La scène se déroule dans un magasin IKEA.

 

Ma psy : Je veux acheter un divan !

Vendeur : Un canapé ?

Ma psy : Non, je veux un divan. Le canapé c’est bon pour regarder la télé. Je ne regarde pas la télé, je suis psychanalyste.

Vendeur : Nous avons un canapé trois places, blanc éclatant, en cuir résistant et facile à entretenir.

Ma psy : Un divan ! Je veux un divan !

Vendeur : Et le Stockholm ! Un trois places en beige éclatant, en cuir lourd qui s'embellit en vieillissant.

Ma psy : Quel est votre problème, mon vieux ? Vous ne pigez rien à ce que je vous demande !

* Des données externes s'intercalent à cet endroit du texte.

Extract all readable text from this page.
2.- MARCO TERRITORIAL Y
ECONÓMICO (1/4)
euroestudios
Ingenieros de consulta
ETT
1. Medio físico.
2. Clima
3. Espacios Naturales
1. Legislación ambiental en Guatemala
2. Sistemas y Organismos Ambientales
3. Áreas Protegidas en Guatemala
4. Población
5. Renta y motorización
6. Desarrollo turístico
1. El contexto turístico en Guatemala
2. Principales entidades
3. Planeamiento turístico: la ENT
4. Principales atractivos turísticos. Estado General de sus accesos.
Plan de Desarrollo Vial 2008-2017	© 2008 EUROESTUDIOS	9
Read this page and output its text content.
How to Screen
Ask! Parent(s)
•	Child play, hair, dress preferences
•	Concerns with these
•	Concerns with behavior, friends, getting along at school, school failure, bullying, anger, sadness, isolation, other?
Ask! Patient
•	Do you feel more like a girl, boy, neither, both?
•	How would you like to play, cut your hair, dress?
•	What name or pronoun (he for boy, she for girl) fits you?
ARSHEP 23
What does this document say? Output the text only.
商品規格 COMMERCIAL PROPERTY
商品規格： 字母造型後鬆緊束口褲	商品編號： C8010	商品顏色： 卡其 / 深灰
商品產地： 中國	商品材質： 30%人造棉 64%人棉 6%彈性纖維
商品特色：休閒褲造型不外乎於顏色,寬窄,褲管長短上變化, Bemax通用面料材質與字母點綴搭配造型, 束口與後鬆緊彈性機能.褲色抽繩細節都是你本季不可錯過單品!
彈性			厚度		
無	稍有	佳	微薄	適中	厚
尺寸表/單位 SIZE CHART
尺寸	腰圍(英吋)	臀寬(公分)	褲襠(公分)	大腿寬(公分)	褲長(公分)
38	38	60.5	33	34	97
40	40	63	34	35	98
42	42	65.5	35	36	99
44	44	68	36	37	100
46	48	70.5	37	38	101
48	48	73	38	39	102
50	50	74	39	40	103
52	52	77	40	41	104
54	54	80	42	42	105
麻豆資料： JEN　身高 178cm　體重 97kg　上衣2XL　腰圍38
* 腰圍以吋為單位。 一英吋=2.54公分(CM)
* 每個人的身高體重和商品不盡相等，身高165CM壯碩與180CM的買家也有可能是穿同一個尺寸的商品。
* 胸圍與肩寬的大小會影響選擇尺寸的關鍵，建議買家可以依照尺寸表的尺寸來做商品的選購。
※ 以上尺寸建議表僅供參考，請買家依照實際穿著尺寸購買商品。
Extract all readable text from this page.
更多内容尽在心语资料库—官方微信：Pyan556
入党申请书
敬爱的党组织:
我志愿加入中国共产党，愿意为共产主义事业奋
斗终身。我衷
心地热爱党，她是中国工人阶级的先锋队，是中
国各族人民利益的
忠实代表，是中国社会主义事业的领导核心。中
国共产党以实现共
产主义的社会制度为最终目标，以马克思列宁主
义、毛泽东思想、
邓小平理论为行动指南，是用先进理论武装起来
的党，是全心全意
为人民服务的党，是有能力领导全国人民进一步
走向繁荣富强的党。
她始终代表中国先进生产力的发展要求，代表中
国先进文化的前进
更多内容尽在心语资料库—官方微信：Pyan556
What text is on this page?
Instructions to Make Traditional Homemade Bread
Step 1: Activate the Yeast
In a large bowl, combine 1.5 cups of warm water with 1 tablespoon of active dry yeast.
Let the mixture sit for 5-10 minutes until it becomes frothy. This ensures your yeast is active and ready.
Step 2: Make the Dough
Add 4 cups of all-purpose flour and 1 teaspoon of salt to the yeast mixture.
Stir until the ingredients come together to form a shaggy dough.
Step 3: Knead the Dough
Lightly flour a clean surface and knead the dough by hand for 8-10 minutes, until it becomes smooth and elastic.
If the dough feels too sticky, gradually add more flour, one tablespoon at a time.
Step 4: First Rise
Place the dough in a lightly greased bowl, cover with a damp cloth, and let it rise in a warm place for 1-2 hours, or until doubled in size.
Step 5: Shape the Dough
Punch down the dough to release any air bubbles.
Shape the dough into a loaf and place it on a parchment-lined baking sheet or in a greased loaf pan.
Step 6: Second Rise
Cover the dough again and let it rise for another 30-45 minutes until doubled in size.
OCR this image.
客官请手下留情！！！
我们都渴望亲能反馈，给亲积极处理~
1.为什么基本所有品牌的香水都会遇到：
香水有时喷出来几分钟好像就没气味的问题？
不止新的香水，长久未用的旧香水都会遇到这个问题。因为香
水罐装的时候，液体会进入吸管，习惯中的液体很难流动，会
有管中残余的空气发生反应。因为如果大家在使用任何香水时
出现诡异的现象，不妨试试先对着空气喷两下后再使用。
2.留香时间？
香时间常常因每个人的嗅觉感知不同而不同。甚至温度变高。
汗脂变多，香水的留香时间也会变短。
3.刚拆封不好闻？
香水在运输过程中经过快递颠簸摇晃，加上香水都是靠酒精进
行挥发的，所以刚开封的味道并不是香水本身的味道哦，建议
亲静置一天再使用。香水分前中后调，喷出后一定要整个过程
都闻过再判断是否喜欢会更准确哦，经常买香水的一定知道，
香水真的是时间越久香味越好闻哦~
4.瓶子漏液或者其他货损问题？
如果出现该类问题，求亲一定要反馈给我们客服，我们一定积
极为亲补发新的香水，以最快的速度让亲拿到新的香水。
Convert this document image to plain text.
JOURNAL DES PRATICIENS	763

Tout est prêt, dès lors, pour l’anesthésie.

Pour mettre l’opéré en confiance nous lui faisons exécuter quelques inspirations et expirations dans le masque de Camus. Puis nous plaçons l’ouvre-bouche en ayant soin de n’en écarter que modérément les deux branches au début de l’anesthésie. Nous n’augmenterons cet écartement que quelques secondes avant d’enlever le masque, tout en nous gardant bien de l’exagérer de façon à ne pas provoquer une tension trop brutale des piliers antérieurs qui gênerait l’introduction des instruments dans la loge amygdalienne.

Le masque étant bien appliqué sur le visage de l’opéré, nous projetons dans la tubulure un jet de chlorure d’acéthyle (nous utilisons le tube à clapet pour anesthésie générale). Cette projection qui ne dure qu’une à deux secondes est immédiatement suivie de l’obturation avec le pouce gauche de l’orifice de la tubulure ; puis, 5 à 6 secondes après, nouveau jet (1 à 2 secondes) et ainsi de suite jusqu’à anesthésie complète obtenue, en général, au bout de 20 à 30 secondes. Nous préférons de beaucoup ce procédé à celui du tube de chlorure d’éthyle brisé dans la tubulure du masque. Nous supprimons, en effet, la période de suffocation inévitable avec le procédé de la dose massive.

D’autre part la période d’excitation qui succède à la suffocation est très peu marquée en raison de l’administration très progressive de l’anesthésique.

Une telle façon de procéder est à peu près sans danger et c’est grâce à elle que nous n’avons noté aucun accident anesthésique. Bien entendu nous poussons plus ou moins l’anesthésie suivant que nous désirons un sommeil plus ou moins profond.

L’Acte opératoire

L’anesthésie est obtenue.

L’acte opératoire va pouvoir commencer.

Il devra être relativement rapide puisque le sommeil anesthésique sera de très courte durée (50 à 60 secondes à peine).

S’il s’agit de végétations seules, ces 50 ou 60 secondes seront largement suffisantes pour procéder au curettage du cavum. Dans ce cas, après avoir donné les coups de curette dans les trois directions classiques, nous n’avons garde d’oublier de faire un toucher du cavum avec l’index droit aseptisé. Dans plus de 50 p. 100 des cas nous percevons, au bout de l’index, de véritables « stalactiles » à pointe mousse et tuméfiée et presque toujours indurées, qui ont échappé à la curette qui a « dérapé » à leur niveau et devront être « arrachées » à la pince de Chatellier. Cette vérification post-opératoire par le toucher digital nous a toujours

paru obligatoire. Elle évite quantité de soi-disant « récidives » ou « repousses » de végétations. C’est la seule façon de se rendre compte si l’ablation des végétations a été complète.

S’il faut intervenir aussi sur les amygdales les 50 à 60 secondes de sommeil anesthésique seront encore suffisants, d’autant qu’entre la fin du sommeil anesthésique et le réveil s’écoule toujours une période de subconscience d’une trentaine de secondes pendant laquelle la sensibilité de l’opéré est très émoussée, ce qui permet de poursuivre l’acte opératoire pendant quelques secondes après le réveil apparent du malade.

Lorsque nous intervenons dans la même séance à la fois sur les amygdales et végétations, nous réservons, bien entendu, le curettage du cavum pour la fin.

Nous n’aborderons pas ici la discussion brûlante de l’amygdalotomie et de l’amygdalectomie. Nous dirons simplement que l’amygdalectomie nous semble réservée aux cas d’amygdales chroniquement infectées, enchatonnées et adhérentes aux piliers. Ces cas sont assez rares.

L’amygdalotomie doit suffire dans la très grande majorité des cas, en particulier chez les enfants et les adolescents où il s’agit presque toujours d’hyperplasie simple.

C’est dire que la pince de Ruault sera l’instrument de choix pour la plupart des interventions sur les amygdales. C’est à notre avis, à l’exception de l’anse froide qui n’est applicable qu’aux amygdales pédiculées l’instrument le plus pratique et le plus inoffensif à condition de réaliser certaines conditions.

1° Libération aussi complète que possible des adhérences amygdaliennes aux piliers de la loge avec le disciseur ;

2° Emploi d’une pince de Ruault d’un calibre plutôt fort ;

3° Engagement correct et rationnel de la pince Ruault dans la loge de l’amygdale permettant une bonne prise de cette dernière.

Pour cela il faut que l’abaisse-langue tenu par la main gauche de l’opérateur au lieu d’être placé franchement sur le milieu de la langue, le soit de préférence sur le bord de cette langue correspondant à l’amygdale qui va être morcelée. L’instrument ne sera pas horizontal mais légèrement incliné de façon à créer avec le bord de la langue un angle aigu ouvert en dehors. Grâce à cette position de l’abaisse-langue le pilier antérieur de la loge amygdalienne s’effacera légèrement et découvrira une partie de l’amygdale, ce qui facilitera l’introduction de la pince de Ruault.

Vendeur : Je suis amoureux de ma mère.

Ma psy : Et vous pensez que ça peut s’arranger si vous me refilez un canapé à la place d’un divan ?

Vendeur : Oui ! Si je vous vends un canapé, pourquoi pas un canapé deux places avec méridienne et une assise profonde et moelleuse, ma mère sera heureuse.

Ma psy : Mais pas moi !

Vendeur : Je m’en fiche, vous n’êtes pas ma mère !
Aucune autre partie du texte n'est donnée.